The wealth effect means that people who feel they are financial well-off are more likely to spend money.  Those who feel they are financially stretched are more likely to cut-back on their spending.  Note that this is a ‘feeling’ rather than a ‘fact’.  Consumer behaviour follows trends.  Most recently debt has become socially acceptable, even for those nearing retirement.  This is a remarkable shift from perspectives even two decades ago when very few began retirement with any debt.  In fact, delaying retirement until debt was paid off was expected.  In the past no one leveraged credit in their retirement years.  Now it is common for people to incur new mortgages and line of credits in their post-working years. Times certainly have changed!
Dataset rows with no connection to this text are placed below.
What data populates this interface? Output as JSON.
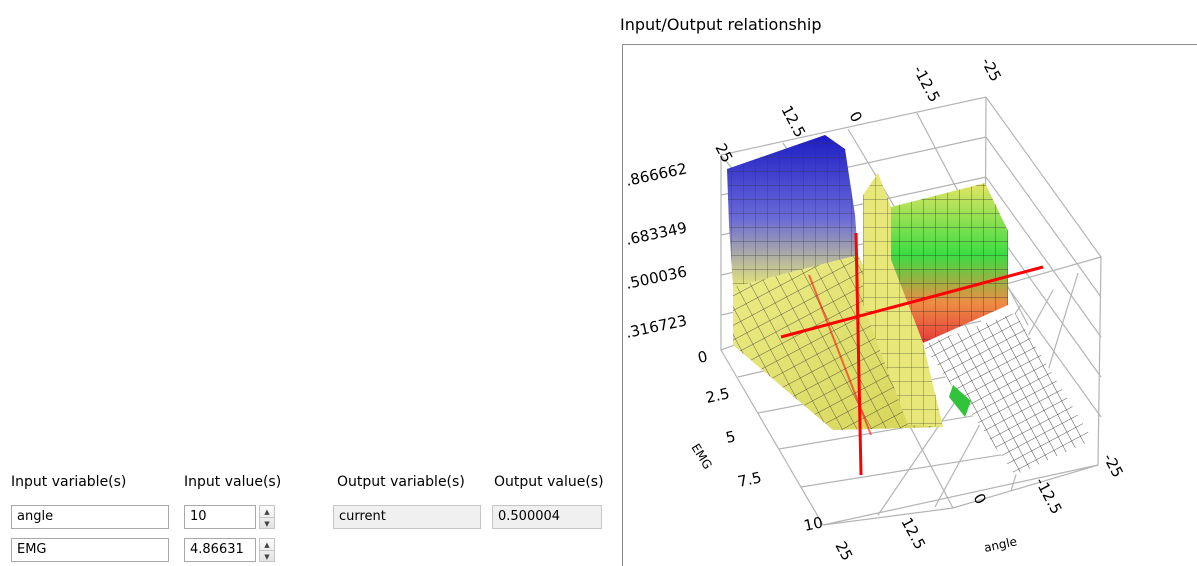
{
  "io_panel": {
    "headers": {
      "input_variables": "Input variable(s)",
      "input_values": "Input value(s)",
      "output_variables": "Output variable(s)",
      "output_values": "Output value(s)"
    },
    "inputs": [
      {
        "name": "angle",
        "value": "10"
      },
      {
        "name": "EMG",
        "value": "4.86631"
      }
    ],
    "outputs": [
      {
        "name": "current",
        "value": "0.500004"
      }
    ]
  },
  "plot": {
    "title": "Input/Output relationship",
    "z_ticks": [
      ".866662",
      ".683349",
      ".500036",
      ".316723",
      "0"
    ],
    "emg_ticks": [
      "0",
      "2.5",
      "5",
      "7.5",
      "10"
    ],
    "angle_ticks_bottom": [
      "25",
      "12.5",
      "0",
      "-12.5",
      "-25"
    ],
    "angle_ticks_top": [
      "25",
      "12.5",
      "0",
      "-12.5",
      "-25"
    ],
    "x_label": "angle",
    "y_label": "EMG",
    "colors": {
      "high": "#2a2aa8",
      "mid": "#e8e870",
      "green": "#33dd44",
      "low": "#e83a3a",
      "zero": "#ffffff",
      "marker": "#ff0000",
      "grid": "#b4b4b4"
    }
  },
  "chart_data": {
    "type": "surface",
    "title": "Input/Output relationship",
    "xlabel": "angle",
    "ylabel": "EMG",
    "zlabel": "",
    "xlim": [
      25,
      -25
    ],
    "ylim": [
      0,
      10
    ],
    "zlim": [
      0,
      0.866662
    ],
    "marker": {
      "angle": 10,
      "EMG": 4.86631,
      "output": 0.500004
    }
  }
}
According to the Vanier Institute (2012)1, insolvency rates for older persons in Canada have increased substantially:

 

Age

      Insolvency Rate Increase

from 1990 to 2010 (%)

55-64

600

65+

1,747

In the U.S., those aged 65 and older experienced a doubling in the bankruptcy rate from 1991 to 20012.  Although it is commonly thought that U.S. bankruptcies are due to medical costs, these senior bankruptcies were more likely to be personal debts and credit card misuse3.   It was determined that individuals were unable to fully understand the financial consequences of credit card interest rates and various financial fees.   Financial control and management is a hallmark of  adult autonomy but so many of us do not do it well.  For those who are older the risks of health issues or increased expenses at a time when incomes are fixed adds to their financial risks.  Older Canadians needs to make financial knowledge a priority in order to remain financially secure.    This includes ensuring day-to-day finances are manageable and long term finances are suitable if health changes arise and when estates are transferred.  Retaining personal autonomy cannot be met if financial health is unprotected.

 

Footnote #1:  Sauve, R., The Current State of Canadian Family Finances, The Vanier Institute of the Family, March 22, 2012.

Footnote #2:  Davies, L. (2012)  Personal debt and retirement, Progress in Economics Research. Volume 26, Tavidze, A. (Ed.).

Footnote #3:  Pottow, J. A. E., (2011). The rise in elder bankruptcy filings and failure of the U.S. bankruptcy law. Public Law and Legal Theory Working Paper Series. Working Paper No. 210, June 2011.